You’ve been on my mind lately. Why, I cannot say, since now you are but a faded memory. Yet, I see you so clearly. Not your face, but you clothes and your owl.
It was May 2012 and I’d been in Glastonbury for a day. I had been inside a shop, admiring a green dress. It was maybe 4 PM. I was with my ex at that time, exploring the towne. Out we walked from the shop and there you were, standing at the corner, looking in at the window display. You were wearing a similar dress, tall and elegant like you, and I think it had a hood. Maybe we had been admiring the same dress in the same shop. I don’t know. I only know that you had a way about you. Something mystic, mysterious, and as beautiful as the barn owl perched on your arm.

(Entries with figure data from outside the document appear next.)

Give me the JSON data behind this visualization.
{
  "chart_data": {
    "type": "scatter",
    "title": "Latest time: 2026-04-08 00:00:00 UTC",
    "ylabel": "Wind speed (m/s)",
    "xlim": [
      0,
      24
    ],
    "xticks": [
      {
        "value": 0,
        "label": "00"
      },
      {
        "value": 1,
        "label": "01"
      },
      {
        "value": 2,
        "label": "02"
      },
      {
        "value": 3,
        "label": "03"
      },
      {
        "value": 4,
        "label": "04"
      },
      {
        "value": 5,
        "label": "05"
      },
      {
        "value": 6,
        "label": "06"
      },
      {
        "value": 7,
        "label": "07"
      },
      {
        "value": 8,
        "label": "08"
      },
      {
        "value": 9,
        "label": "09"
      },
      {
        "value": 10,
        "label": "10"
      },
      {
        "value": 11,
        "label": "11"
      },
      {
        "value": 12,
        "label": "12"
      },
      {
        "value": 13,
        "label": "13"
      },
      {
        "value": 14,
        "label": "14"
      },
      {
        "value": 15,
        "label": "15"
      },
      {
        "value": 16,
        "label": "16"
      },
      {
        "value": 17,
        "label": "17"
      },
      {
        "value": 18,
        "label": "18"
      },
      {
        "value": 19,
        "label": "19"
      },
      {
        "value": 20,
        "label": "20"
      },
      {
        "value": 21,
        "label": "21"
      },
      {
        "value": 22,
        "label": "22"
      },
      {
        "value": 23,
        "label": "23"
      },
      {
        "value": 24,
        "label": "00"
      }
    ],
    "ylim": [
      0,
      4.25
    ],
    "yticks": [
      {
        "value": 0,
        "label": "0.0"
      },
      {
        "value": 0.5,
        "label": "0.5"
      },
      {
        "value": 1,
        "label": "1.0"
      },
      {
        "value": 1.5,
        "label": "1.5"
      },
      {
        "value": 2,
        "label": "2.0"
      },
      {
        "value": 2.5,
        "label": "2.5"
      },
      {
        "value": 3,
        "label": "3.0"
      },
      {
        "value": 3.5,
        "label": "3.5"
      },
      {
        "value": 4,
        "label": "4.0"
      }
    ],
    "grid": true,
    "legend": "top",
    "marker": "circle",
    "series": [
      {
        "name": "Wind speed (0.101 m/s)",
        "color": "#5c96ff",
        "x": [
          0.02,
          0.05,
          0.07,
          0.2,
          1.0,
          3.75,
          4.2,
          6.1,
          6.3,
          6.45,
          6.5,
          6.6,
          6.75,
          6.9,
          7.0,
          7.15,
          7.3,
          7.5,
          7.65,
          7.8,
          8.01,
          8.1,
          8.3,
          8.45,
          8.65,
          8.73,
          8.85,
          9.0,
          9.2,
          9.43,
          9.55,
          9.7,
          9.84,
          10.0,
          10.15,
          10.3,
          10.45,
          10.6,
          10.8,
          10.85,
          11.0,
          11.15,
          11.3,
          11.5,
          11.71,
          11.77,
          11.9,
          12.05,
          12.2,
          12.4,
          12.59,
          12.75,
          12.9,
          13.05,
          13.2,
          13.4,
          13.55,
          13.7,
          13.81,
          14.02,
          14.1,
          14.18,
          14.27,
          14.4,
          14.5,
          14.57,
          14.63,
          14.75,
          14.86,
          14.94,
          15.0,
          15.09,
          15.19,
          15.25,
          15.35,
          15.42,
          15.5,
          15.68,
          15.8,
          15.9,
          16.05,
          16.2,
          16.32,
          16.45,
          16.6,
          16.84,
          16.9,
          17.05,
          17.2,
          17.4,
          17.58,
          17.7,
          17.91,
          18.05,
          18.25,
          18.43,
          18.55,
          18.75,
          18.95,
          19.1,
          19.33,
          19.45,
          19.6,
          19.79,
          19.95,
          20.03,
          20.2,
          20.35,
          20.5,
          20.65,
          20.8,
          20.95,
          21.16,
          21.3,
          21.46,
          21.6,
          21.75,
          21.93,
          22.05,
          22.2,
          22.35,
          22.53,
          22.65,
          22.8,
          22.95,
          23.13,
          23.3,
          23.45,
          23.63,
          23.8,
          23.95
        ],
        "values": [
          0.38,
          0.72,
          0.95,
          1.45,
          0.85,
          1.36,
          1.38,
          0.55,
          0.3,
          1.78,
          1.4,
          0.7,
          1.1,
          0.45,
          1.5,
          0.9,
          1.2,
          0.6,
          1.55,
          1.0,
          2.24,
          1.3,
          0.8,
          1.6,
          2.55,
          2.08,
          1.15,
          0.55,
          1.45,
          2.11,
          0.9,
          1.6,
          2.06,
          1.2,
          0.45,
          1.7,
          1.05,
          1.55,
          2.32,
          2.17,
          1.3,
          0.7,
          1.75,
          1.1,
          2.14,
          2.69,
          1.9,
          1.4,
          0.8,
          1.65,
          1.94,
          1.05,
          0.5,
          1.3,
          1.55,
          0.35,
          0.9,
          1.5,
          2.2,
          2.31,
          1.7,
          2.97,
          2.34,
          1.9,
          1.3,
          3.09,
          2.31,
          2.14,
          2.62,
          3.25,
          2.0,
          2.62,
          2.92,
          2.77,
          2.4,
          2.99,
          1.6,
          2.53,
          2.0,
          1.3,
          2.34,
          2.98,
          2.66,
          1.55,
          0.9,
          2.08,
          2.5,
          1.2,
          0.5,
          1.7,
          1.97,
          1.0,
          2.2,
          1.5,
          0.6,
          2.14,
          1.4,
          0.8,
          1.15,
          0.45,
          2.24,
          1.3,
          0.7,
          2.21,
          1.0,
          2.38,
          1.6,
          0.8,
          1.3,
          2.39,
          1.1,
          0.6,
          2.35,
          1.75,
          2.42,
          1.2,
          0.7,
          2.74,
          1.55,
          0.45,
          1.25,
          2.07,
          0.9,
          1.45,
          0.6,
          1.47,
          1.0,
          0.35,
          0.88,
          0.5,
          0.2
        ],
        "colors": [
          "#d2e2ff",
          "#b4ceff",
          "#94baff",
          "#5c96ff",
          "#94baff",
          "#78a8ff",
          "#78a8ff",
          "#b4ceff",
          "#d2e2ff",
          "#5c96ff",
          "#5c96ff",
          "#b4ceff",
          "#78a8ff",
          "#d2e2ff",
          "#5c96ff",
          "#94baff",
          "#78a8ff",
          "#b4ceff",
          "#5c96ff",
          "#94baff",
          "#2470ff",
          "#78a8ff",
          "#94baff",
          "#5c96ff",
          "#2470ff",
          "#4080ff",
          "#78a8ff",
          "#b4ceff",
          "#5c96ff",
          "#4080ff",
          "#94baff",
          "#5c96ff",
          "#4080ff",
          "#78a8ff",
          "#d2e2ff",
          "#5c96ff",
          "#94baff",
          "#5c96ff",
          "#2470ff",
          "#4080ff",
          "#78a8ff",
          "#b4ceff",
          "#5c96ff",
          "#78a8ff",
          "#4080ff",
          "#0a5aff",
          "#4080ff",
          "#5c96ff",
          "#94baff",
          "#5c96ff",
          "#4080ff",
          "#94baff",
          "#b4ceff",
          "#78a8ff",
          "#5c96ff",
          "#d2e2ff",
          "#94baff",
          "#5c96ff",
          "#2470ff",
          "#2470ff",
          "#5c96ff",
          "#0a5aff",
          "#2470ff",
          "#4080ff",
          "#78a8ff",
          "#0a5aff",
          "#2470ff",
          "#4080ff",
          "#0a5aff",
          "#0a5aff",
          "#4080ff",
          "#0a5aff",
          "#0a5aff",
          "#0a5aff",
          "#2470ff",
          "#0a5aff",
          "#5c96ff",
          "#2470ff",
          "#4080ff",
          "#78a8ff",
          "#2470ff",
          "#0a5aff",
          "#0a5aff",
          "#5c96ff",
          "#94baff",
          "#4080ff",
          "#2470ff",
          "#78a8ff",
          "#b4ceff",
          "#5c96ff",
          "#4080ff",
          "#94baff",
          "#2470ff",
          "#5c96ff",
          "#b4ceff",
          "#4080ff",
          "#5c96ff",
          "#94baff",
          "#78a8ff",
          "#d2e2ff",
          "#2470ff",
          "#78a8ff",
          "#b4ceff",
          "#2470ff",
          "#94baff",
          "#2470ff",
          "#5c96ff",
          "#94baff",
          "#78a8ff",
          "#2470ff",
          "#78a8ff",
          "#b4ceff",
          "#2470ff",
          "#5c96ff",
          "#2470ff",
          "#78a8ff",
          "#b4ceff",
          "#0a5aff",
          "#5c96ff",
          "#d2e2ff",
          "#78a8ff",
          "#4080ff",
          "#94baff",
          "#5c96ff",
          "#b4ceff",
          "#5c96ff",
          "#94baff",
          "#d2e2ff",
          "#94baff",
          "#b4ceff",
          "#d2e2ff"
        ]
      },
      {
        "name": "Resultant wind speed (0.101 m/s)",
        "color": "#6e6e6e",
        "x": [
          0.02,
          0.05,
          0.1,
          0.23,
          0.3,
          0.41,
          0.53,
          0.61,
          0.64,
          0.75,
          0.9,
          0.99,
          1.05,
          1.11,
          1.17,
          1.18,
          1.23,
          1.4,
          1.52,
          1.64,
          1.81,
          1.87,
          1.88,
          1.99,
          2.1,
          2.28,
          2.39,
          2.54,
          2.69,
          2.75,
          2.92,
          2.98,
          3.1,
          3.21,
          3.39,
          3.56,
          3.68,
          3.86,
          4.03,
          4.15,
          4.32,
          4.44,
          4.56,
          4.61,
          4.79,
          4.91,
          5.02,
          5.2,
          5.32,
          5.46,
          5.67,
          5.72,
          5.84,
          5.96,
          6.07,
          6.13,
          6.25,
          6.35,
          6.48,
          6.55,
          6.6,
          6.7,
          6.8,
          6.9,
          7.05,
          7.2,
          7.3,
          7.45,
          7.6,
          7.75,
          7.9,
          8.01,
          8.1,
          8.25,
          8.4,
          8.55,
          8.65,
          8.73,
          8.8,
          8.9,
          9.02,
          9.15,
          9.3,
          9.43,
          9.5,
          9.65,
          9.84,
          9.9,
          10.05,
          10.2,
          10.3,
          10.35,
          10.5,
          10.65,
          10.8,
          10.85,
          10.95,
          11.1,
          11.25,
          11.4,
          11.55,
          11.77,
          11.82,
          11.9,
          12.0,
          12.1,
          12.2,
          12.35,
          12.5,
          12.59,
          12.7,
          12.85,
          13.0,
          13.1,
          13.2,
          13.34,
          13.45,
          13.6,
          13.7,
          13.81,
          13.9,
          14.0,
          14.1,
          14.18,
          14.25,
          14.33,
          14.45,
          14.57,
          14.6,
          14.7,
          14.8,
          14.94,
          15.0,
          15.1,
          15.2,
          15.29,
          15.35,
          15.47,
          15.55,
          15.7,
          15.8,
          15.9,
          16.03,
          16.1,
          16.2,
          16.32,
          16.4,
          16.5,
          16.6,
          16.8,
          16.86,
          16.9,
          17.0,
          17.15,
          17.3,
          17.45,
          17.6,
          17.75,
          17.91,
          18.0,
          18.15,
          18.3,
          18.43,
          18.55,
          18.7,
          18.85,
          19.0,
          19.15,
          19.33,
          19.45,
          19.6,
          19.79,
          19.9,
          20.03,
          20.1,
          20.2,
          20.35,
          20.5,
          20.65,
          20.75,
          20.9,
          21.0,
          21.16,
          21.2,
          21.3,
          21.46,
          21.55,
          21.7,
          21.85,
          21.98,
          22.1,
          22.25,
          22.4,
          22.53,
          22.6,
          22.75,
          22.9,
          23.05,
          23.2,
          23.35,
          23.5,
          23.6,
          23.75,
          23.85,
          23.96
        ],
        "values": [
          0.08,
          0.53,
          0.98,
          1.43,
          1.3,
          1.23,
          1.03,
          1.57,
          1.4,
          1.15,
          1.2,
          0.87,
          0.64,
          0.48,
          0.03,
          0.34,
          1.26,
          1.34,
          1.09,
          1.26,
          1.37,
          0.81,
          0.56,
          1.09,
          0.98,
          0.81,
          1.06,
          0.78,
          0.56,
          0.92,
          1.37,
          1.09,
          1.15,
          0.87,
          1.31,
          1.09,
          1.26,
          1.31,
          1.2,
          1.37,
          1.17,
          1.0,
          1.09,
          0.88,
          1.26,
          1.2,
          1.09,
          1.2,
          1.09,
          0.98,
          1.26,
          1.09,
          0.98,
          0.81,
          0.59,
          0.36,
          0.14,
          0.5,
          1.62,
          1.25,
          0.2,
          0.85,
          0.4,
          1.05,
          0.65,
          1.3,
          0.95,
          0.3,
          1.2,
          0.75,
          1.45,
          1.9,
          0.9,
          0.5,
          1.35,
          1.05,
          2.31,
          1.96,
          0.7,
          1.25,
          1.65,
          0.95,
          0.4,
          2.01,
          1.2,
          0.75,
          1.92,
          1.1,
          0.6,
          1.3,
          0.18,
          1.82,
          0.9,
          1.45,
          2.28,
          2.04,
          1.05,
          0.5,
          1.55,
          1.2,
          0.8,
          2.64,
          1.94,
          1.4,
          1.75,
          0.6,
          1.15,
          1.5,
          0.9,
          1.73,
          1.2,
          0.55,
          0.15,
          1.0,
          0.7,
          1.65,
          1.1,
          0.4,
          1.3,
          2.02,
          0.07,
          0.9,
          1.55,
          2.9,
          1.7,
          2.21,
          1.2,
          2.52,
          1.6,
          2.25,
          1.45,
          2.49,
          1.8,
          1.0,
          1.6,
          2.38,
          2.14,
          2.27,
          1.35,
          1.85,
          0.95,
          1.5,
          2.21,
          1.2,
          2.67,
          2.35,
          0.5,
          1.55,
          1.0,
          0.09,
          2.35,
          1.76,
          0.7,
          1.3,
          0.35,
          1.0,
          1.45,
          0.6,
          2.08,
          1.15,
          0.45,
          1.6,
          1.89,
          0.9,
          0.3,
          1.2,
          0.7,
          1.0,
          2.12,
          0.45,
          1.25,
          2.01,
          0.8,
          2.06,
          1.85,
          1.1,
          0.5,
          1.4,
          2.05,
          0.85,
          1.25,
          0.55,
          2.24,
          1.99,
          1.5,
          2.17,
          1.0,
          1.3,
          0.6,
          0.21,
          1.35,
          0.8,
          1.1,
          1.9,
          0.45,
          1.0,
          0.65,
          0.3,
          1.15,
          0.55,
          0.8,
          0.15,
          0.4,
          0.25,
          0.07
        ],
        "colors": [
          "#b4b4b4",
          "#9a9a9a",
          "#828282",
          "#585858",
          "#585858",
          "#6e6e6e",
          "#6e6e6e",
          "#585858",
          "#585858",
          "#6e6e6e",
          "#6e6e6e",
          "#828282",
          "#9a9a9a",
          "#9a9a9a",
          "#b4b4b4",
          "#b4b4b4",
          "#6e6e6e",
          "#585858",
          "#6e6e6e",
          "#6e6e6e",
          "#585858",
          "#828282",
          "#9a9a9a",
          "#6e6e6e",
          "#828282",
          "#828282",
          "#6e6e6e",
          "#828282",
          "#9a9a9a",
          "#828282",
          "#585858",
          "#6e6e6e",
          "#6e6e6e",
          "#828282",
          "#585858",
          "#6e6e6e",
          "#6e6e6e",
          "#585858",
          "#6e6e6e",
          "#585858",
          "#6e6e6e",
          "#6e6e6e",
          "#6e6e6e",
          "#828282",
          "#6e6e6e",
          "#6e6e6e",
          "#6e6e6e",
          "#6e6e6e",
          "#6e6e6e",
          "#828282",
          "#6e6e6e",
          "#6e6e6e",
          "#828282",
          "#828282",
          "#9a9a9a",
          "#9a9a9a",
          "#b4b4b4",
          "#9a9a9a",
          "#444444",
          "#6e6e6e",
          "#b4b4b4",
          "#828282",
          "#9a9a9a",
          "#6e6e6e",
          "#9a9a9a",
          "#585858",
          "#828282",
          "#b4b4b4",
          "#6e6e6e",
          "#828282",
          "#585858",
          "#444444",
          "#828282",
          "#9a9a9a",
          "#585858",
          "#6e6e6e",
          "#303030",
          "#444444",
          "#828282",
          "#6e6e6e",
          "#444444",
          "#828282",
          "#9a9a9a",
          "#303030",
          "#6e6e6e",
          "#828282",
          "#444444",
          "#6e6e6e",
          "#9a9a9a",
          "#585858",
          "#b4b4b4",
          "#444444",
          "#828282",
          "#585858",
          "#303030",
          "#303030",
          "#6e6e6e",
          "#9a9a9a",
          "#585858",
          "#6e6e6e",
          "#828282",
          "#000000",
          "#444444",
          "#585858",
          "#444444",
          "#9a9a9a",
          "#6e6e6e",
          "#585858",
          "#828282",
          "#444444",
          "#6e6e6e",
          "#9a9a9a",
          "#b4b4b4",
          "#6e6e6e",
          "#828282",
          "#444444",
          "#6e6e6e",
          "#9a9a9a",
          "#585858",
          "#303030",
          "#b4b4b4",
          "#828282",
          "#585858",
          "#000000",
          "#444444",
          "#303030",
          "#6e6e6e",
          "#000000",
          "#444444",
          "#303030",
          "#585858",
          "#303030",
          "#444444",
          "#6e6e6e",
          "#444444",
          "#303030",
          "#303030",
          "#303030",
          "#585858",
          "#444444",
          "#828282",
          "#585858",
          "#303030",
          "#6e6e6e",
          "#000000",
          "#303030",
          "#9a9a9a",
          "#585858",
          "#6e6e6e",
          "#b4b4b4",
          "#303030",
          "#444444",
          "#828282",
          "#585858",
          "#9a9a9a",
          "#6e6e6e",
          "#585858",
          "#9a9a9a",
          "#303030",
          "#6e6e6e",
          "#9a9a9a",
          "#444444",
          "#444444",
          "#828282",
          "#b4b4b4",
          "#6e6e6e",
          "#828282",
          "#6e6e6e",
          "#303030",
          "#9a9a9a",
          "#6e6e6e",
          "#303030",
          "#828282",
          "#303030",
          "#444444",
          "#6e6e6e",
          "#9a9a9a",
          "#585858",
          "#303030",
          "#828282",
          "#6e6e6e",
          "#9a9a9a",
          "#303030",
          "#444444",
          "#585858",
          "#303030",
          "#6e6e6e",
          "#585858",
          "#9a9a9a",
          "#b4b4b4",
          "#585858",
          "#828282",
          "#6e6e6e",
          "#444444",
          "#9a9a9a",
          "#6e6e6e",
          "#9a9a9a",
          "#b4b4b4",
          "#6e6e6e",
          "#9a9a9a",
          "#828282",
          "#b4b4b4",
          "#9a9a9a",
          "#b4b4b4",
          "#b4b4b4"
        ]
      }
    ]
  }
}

You and I, our eyes met fleetingly. I don’t know if we even said hello. I remember you smiled and looked back in the shop window, or at your winged companion.
The owl’s eyes followed me. She and I gazed at each other and I didn’t want to look away. I know she watched me as I walked up High Street. There was connection, though it was intangible, momentary, and then it was gone, as though a soft wind had rustled my leaves.
You were so beautiful, both of you. Normally my memories are in photographic form, but you…you are a rare painting, a Vermeer, and I wonder if you were real. For years I have assumed you were real, for I know my ex and I both saw you standing there, plain as day. Your owl looked right at me. I haven’t thought of you in years. Why have you come to haunt me now? Who were you?
At the time I had just learned of the Isle of Avalon, home to Rhiannon. I have come to think of Avalon as my soul’s origin, though I did not know it then. I was discovering myself and my path. Could you have been Rhiannon? Did I meet the Queen of Fae that day? Or did I meet but a kindred spirit, two ships passing in the night?
When I visited the Glastonbury Abby a few days later I met an eagle owl. Beautiful he was, with sharp amber eyes and powerful feathered talons. Yet, he did not hold the same enchantment as the white bird on your arm.
What does it all mean? Why did we meet and where did you go? I never saw you again, though I looked for you every time I walked through town. I know we will never meet again.
Who were you? And, if by chance you are thinking of me, can you send a sign?
I left my home the day I left Avalon. I left you, a perspective friend, and an endless world of possibilities. If fate should be defied, and we meet again on that distant shore, I do hope to learn your name.
Until then I shall wonder, content to never know the answer, and appreciate the beauty in your mystery.